Chapitre 383/66158%~8 min de lecture1 565 mots

Mme Liu sortit de l'école, un peu hagarde.

Les mots que le directeur venait de prononcer résonnaient encore à ses oreilles, et elle ne put s'empêcher de réfléchir : avait-elle été trop insistante pour envoyer son enfant à l'école ? Eh bien, c'était probablement le cas, c'est pourquoi le directeur lui avait tenu ce langage.

Elle devrait faire plus attention en parlant à son fils à partir de maintenant.

Perdue dans ses pensées tourbillonnantes, Mme Liu marchait sans but, ignorant complètement dans quelle direction elle se dirigeait. Ce ne fut que lorsqu'elle entendit soudain des rires de femmes tout près qu'elle reprit conscience.

C'est à ce moment qu'elle réalisa qu'elle se tenait à l'intérieur d'un autre bâtiment ressemblant à une école.

Sa disposition ressemblait à celle qu'elle venait de voir à l'école du village de Gaojia, mais il était légèrement plus petit, avec moins de salles de classe et de bâtiments.

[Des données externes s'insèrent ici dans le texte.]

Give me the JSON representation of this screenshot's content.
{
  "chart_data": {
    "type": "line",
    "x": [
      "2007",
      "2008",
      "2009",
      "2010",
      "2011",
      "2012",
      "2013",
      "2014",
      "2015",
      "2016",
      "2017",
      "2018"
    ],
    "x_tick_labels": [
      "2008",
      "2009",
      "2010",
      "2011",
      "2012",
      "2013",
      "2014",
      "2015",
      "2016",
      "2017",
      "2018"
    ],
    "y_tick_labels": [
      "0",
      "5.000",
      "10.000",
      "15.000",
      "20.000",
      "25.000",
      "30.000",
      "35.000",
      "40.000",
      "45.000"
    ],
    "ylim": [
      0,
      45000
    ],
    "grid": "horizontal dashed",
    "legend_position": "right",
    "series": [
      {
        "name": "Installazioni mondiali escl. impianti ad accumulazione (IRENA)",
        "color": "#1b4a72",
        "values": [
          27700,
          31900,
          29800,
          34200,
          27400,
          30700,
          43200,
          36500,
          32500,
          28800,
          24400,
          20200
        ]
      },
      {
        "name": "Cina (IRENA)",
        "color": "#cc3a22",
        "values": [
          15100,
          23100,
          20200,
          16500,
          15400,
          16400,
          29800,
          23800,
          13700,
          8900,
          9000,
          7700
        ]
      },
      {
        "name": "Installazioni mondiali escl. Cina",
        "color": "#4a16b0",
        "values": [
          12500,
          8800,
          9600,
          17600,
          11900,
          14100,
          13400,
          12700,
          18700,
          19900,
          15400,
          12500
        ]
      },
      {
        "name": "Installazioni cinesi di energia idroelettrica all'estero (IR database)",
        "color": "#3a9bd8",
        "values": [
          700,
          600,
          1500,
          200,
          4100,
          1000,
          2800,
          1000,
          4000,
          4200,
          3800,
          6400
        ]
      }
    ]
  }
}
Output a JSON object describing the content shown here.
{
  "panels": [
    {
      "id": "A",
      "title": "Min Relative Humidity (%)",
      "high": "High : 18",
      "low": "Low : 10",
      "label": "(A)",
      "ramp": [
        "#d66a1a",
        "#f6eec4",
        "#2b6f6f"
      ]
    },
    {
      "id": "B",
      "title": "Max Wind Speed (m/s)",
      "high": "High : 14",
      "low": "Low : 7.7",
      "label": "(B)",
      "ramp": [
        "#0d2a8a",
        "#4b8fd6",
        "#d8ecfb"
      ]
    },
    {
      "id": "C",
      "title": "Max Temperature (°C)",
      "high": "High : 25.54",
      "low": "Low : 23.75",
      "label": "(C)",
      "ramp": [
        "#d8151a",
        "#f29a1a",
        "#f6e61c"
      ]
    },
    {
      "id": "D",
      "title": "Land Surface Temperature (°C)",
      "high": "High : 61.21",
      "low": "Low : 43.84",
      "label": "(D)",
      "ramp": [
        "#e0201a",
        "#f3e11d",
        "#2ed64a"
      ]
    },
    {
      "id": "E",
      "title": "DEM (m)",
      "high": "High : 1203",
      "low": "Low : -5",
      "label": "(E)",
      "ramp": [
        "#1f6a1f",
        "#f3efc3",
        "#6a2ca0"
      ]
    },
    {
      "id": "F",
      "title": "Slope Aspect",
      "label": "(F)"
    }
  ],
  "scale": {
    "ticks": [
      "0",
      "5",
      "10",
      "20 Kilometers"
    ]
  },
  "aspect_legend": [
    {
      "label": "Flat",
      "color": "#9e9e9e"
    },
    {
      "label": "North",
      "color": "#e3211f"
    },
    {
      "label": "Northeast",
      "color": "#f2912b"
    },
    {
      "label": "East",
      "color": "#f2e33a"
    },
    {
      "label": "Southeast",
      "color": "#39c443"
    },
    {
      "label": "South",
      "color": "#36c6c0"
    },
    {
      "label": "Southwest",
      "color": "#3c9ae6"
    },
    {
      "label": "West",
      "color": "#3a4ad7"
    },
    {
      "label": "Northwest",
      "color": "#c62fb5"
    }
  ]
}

Le plus étrange, c'est que ce bâtiment ne contenait aucun homme, garçon, ou créature mâle — pas même un moustique qui venait de passer près d'elle, qui était femelle, comme elle le confirma lorsqu'il la piqua et lui vola son sang.

Mme Liu était perplexe : quel genre d'endroit était-ce ?

Deux femmes d'âge mûr passèrent en discutant animément de tissage : « Avez-vous entendu ? M. Song a inventé quelque chose qu'on appelle la Petite Machine à Vapeur. Branchez-la sur la filature, et la machine à vapeur ne cesse de faire tourner la machine ! C'est effrayant. »

« Hein ? Alors à quoi bon qu'on apprenne le tissage ? Tout n'est-il pas effort perdu ? »

« Pas du tout. Bien que la machine fasse tourner les roues, elle ne nous épargne que la manivelle manuelle. Des tâches comme l'enfilage et le bobinage dépendent encore de nous. Apprendre le tissage reste précieux. »

« Ah, je vois... Ça m'a fait peur un instant. »

Mme Liu, complètement confuse, arrêta rapidement les deux femmes. « Sœurs, à quoi sert cet endroit ? »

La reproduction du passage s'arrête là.